第十七話 第三十七部 球を見ていけば
友亀「しっかりとボールを見ていけ。」
亜弓「分かってます。」
私は友亀の声を聞いてバッターボックスへと移動していく。目の前には六実さんが気持ちをあらわにして私を見つめている。
亜弓「お願いします…!」
私はバッターボックスに入るとお辞儀をして構える。六実さんから不思議なオーラが見えている。いや、これはすごい人にしか見えないようなこのオーラ。やっぱり六実さんはすごい。
由紀「亜弓…。ボール良く見てね!」
由紀からもボールを見るように指示をされた。球筋のクセが分かれば…由紀も打てるのかもしれない。

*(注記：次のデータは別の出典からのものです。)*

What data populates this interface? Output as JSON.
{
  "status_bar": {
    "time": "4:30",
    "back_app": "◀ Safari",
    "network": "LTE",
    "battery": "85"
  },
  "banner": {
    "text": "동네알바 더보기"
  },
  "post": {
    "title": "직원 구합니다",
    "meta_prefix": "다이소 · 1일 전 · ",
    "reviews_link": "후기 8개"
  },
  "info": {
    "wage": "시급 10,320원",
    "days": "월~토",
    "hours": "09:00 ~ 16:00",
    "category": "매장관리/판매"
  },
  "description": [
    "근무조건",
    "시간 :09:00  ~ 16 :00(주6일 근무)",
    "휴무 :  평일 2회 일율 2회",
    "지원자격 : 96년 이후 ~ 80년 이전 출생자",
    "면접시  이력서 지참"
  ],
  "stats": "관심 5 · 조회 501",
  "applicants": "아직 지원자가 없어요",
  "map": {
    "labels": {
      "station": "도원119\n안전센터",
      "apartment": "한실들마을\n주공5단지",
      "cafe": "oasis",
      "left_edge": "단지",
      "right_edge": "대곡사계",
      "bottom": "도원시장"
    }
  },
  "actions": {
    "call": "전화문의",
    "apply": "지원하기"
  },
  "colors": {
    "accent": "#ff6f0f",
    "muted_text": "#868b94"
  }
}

やれることは何でもやってみせる!
六実「(悪いけど…!)」
ザッ
対馬「(んなバカな。)」
私はセーフティーの構えをする。これで少しだけでも揺さぶりをかけることができるなら…。
シュゴオオオオ バシン!
ボールワン!
六実「(球筋を見にきたわね。)」
私は初球を見送った。だけど六実さんは笑っていた。これは自分の考えていた作戦が完全にばれてしまったようだった。こうなってしまったらストレートは投げてこない。せっめてものの全てカットはしなければ。
六実「(バレバレよ。そう簡単にやらせないわよ。)」
六実さんはしっかりとサインを確認するとすぐに腕を振り上げる。次は何が来る。
シューーーーグッ バシン!
ボールツー!
対馬「(あれ? これ入ってないか。)」
カットボール。ギリギリのコースに投げてきた。それだけ集中して投げてきているということだ。だから…私も集中してボールを見なければ…!
シューーーーグッ バシン!
ストライクワン!
ググググッ バシン!
ストライクツー!
今度はシンキングファストボール、遅いサークルチェンジと投げてきた。他には…あと三種類あるはず。それをカットしていけば…あの球を投げてくれるはず!
シュッ グググッ
ギィン! ガシャン!
ファールボール!
六実「(あてることはできるのね。ならこれは…!)」
ググググッ ギィン!
ファールボール!
よし、これであとあの球しか投げられなくなった。ドロップ、あの落差のある変化球をもう一度…見せて!
六実「……。」
六実さんが気合を入れて腕を振り上げる。手はしっかりと握っている。よし…変化球が来る…!
シュッ シュゴオオオオ
亜弓「(内角高めに…ここか…。)」
バシーーン!
ストライクバッターアウト!
六実「っし!!」
ま…まさかのストレート。一度見せた球をもう一度…ここで投げるなんて。いや、これは私の読み負けだ。